Coming in at number 2:

    2. Linguistics

    Linguistics majors study language -- its structure, how it's acquired, how people use it, its history, etc. As globalization continues as an emerging trend in business, those with a linguistics background will become more valued in several fields.

    Related careers: Anthropologists, archaeologists, computer scientists, interpreters, linguists, speech-language pathologists and audiologists, translators, marketing

From the Linguistic Society of America

Consider the following statement taken from a publication on Linguistics in the Undergraduate Curriculum distributed by the Linguistic Society of America (M. Ohala and A. Zwicky, Using Existing Resources to Develop an Undergraduate Linguistics Major):

    (a) A B.A. in linguistics provides a broad liberal arts education emphasizing the study of language, treating language both as a fundamental human faculty and as a changing social institution. (Linguistics is the discipline that encompasses all areas related to the scientific study of the nature, structure, and function of language.)

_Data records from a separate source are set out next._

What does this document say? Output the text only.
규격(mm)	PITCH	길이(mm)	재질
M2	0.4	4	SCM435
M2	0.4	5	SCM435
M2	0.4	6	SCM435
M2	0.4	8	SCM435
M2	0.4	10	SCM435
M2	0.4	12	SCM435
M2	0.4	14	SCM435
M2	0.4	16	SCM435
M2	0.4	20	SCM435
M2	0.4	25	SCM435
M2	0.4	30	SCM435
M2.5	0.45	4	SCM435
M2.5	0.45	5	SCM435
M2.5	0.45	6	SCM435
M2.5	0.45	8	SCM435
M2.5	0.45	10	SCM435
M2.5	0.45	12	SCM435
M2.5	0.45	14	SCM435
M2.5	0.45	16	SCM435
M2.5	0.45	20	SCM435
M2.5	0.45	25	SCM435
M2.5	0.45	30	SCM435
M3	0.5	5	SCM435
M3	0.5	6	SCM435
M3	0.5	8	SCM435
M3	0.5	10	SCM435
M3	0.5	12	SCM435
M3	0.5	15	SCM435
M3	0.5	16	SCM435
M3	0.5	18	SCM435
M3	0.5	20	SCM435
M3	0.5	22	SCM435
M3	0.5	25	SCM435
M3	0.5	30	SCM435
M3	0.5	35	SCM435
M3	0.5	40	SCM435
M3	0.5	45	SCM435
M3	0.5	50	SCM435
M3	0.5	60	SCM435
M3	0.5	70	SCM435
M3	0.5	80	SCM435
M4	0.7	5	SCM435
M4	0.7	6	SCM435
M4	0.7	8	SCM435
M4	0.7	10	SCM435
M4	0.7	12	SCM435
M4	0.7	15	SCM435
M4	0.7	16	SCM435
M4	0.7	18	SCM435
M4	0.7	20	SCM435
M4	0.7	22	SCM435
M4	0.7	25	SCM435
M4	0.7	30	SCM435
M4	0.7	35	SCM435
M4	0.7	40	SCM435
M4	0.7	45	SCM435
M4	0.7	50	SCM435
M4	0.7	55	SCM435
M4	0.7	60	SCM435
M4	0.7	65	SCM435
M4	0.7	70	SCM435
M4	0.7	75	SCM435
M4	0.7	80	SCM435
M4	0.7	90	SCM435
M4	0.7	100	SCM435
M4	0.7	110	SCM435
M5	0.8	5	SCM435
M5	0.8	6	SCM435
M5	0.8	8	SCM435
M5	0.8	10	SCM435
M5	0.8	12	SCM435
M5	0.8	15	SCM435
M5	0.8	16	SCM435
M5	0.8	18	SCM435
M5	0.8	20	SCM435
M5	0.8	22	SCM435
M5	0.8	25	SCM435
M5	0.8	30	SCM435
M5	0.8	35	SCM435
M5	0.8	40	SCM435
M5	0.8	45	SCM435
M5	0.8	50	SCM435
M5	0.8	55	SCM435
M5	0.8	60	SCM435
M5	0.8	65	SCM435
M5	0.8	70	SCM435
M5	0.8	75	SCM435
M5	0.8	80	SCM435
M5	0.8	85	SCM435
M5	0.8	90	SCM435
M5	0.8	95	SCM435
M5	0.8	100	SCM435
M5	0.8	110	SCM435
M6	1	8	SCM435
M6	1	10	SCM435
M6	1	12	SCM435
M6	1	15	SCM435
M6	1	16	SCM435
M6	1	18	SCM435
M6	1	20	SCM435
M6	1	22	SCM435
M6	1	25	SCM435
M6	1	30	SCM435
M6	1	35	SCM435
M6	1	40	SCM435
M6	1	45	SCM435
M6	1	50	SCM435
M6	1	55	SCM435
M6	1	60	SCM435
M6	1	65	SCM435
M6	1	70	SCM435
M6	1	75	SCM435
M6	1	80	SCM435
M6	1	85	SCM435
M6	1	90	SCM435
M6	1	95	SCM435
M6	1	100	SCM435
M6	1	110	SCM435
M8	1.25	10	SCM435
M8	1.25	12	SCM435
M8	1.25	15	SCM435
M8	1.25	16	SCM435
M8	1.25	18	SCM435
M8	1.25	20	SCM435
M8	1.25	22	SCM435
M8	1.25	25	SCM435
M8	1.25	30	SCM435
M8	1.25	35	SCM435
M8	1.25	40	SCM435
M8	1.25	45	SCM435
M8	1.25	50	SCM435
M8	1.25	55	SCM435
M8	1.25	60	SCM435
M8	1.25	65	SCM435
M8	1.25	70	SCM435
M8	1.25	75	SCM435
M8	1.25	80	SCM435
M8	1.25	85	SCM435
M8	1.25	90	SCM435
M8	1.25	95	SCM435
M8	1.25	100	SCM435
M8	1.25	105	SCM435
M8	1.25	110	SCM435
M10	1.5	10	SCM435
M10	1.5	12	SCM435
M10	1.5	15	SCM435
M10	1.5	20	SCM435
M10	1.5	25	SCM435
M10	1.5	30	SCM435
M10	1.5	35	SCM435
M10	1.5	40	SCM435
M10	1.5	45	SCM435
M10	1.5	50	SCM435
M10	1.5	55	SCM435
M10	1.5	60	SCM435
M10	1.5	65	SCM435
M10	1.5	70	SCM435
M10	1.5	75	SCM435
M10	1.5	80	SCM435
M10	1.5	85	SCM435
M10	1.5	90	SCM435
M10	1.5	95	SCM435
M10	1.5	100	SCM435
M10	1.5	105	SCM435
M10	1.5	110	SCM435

    (b) Such a degree would also provide a pre-professional major for certain fields. Linguistics has been recognized as a valuable pre-professional major, for example, for law, not only because it is methodologically varied, employs rigorous means of analysis, and develops critical thinking, but also because linguistics has contributed to: the evaluation of voice-print evidence, interpreting the complex language of statutes and contracts, analyzing ambiguity and presuppositions (e.g., in testimony or in cross-examination), elucidation of attitudes toward language, and attempting to interpret and make uniform different states' laws covering the same area.

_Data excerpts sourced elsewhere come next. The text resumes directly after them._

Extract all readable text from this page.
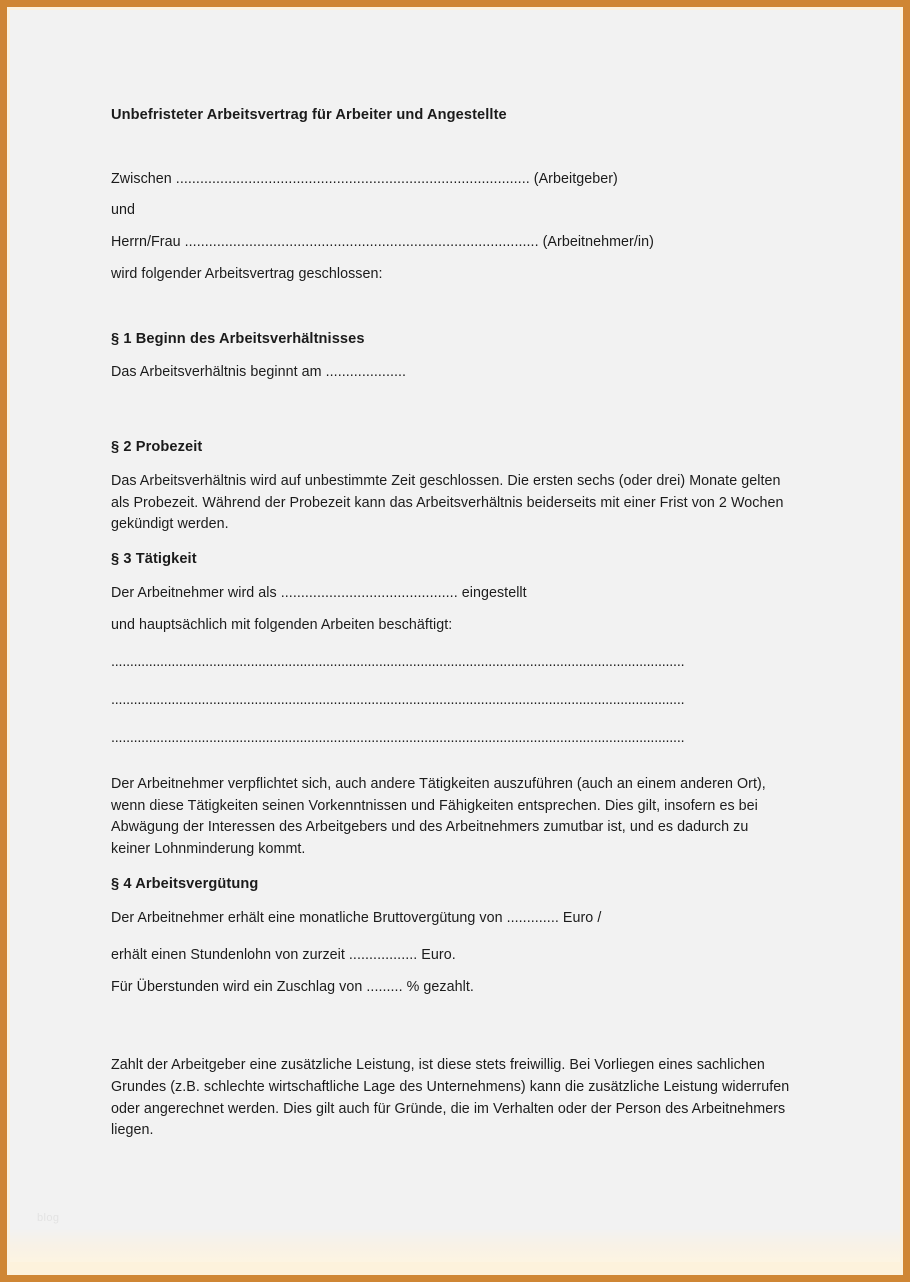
Unbefristeter Arbeitsvertrag für Arbeiter und Angestellte
Zwischen ........................................................................................ (Arbeitgeber)
und
Herrn/Frau ........................................................................................ (Arbeitnehmer/in)
wird folgender Arbeitsvertrag geschlossen:
§ 1 Beginn des Arbeitsverhältnisses

Das Arbeitsverhältnis beginnt am ....................

§ 2 Probezeit

Das Arbeitsverhältnis wird auf unbestimmte Zeit geschlossen. Die ersten sechs (oder drei) Monate gelten als Probezeit. Während der Probezeit kann das Arbeitsverhältnis beiderseits mit einer Frist von 2 Wochen gekündigt werden.

§ 3 Tätigkeit

Der Arbeitnehmer wird als ............................................ eingestellt

und hauptsächlich mit folgenden Arbeiten beschäftigt:

........................................................................................................................................................
........................................................................................................................................................
........................................................................................................................................................

Der Arbeitnehmer verpflichtet sich, auch andere Tätigkeiten auszuführen (auch an einem anderen Ort), wenn diese Tätigkeiten seinen Vorkenntnissen und Fähigkeiten entsprechen. Dies gilt, insofern es bei Abwägung der Interessen des Arbeitgebers und des Arbeitnehmers zumutbar ist, und es dadurch zu keiner Lohnminderung kommt.

§ 4 Arbeitsvergütung

Der Arbeitnehmer erhält eine monatliche Bruttovergütung von ............. Euro /

erhält einen Stundenlohn von zurzeit ................. Euro.

Für Überstunden wird ein Zuschlag von ......... % gezahlt.

Zahlt der Arbeitgeber eine zusätzliche Leistung, ist diese stets freiwillig. Bei Vorliegen eines sachlichen Grundes (z.B. schlechte wirtschaftliche Lage des Unternehmens) kann die zusätzliche Leistung widerrufen oder angerechnet werden. Dies gilt auch für Gründe, die im Verhalten oder der Person des Arbeitnehmers liegen.

blog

    (c) It also provides preparation for advanced study in fields such as Anthropology, Business, Communications, Computer Science, Education (Language Arts and Language teaching), Journalism, Neurosciences (for the study of, e.g., dyslexia and aphasia), Speech and Hearing Sciences, Philosophy, and Psychology.

    (d) Along with preparing students for further study in areas mentioned under (c), the major would also prepare students for careers in fields where the knowledge of linguistics has proven essential. We give just a couple of examples here (...).

    --Second language teaching in general and teaching English as a second language (TESL) in particular.

    Communication between humans and machine using natural (including spoken) language (a task central to artificial intelligence and robotics). Jobs for linguistics majors could involve the following types of tasks: Evaluation, selection, implementation, and training of others in use of commercially available linguistic tools for word processing, e.g., spelling checkers/correctors, grammar/style checkers; using and training others to use commercially available speech processing devices, including text-to-speech synthesis, automatic speech recognition systems; constructing dictionaries, and glossaries for specialized purposes; translating experts' statements into LISP statements for expert systems; computer aids for the disabled (blind, paralyzed, deaf).

    A B.A. in linguistics serves, as does any liberal arts degree, to qualify a graduate for sales and management training programs in business and industry. Students with this degree compete favorably with those from other humanities and social science disciplines for entry-level positions in public relations, commerce (e.g. banking), publishing (e.g., editing, lexicography), and other fields requiring analytical, communication, and research skills, e.g., technical writing, translation, government and non-profit language research organizations, social service groups.

Real World Applications

See what the Wall Street Journal has to say: "Linguists Leap to the Net!"

Here are some ideas about the types of careers that Linguistics students might consider

Have a look here: http://cola.unh.edu/linguistics/career-planning for some ideas about the kinds of things that students with a background in linguistics can go on to do.

The Linguistic Society of America provides a description of career opportunities for Linguistics majors: http://www.linguisticsociety.org/content/why-major-linguistics.

And here is a perspective on career possibilities related to Linguistics from:

Bottom Line

An undergraduate linguistics major is good preparation for a wide variety of jobs and for continued study in many related disciplines.